Here’s my recipe for an easy sheet pan dinner with savory sausage and veggies.
I use sweet potatoes and Brussels sprouts, but you can switch it up and use whichever veggies you’d like. I’ve also tried it with regular potatoes and zucchini. Definitely prefer sweet potatoes and Brussels sprouts.
INGREDIENTS:
- 1 turkey kielbasa sausage
- 1 medium-sized sweet potato, peeled and cubed
- 1/2 pound Brussels sprouts, cut in half
- 2 tbsp extra-virgin olive oil, divided
- 1 tbsp balsamic vinegar
- 1/2 tsp thyme
- salt & pepper to taste
TO MAKE IT:
- Preheat the oven to 375 degrees F. Lightly grease a baking sheet with non-stick spray.
- Drizzle 1 tbsp of EVOO over the sweet potatoes, then season with salt, pepper and thyme. Toss to coat, and then arrange them on the prepared baking sheet.
- Toss Brussels sprouts in the remaining EVOO, balsamic vinegar, salt and pepper. Arrange them on the baking sheet next to sweet potatoes.

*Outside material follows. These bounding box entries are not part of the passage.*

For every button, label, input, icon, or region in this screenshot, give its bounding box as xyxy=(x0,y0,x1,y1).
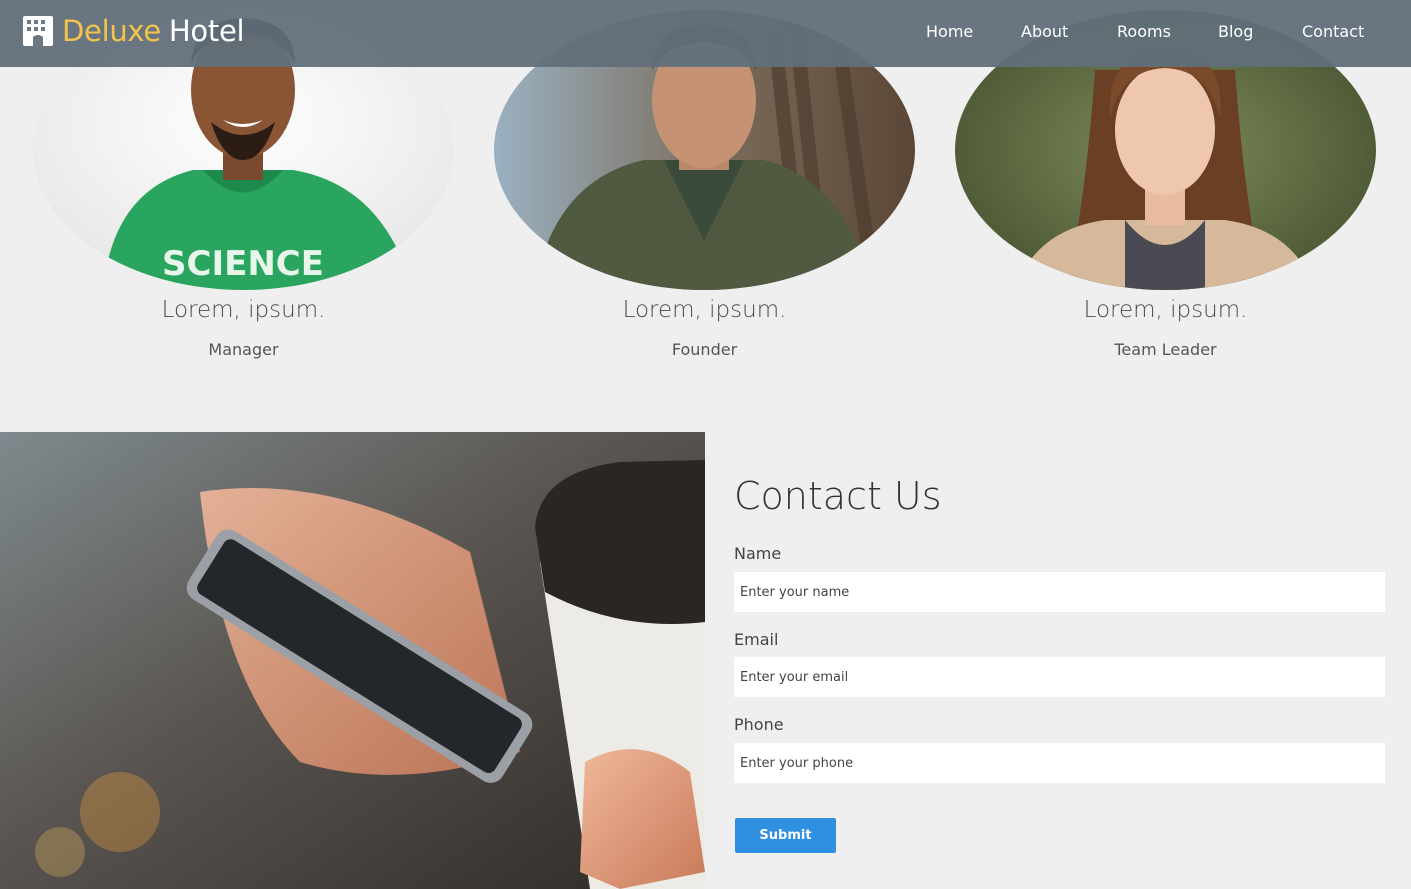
team-member-role: Team Leader xyxy=(1114,340,1217,359)
nav-rooms[interactable]: Rooms xyxy=(1117,22,1171,41)
brand-name-first: Deluxe xyxy=(62,14,161,48)
svg-text:SCIENCE: SCIENCE xyxy=(162,244,324,284)
team-member-role: Manager xyxy=(208,340,279,359)
nav-contact[interactable]: Contact xyxy=(1302,22,1364,41)
nav-about[interactable]: About xyxy=(1021,22,1068,41)
contact-image xyxy=(0,432,705,889)
nav-home[interactable]: Home xyxy=(926,22,973,41)
submit-button[interactable]: Submit xyxy=(735,818,836,853)
name-label: Name xyxy=(734,544,782,563)
phone-input[interactable] xyxy=(734,743,1385,783)
contact-title: Contact Us xyxy=(734,474,942,518)
team-member-name: Lorem, ipsum. xyxy=(622,297,787,323)
team-member-name: Lorem, ipsum. xyxy=(1083,297,1248,323)
nav-blog[interactable]: Blog xyxy=(1218,22,1253,41)
team-member-name: Lorem, ipsum. xyxy=(161,297,326,323)
email-input[interactable] xyxy=(734,657,1385,697)
email-label: Email xyxy=(734,630,779,649)
name-input[interactable] xyxy=(734,572,1385,612)
team-member-role: Founder xyxy=(671,340,738,359)
brand-logo-link[interactable]: Deluxe Hotel xyxy=(22,14,245,48)
hand-phone-coffee-image xyxy=(0,432,705,889)
top-navbar: Deluxe Hotel Home About Rooms Blog Conta… xyxy=(0,0,1411,67)
hotel-building-icon xyxy=(23,16,53,46)
contact-form: Contact Us Name Email Phone Submit xyxy=(734,432,1385,889)
brand-name-second: Hotel xyxy=(168,14,245,48)
phone-label: Phone xyxy=(734,715,784,734)
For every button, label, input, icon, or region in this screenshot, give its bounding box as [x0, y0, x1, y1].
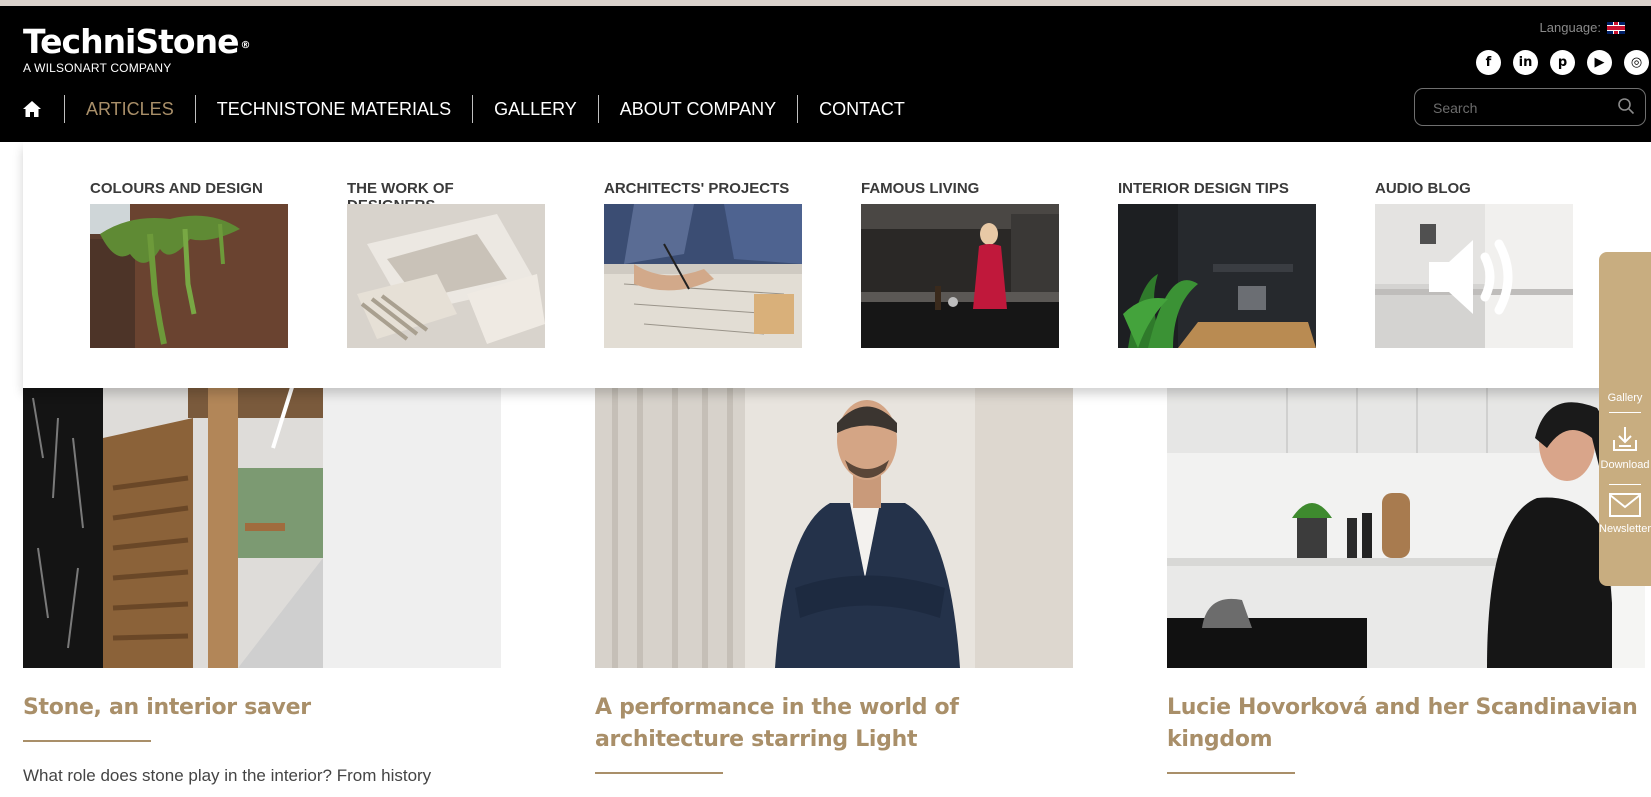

- Bake veggies for 10-11 minutes.
- While the veggies are baking, slice the sausage into 1/2-inch pieces. Season if you wish, but it’s not necessary.
- Add sausage to the sheet pan with veggies, and bake for another 10-12 minutes. Toss/flip halfway through, if desired, for a more even roast.
- Serve over rice if desired, or enjoy by itself.
This makes a great meal in itself, or it can be done as a side dish with a bigger meal. It also makes enough for 2-3 days of leftovers.
Have you ever made a sheet pan dinner? What’s your favorite?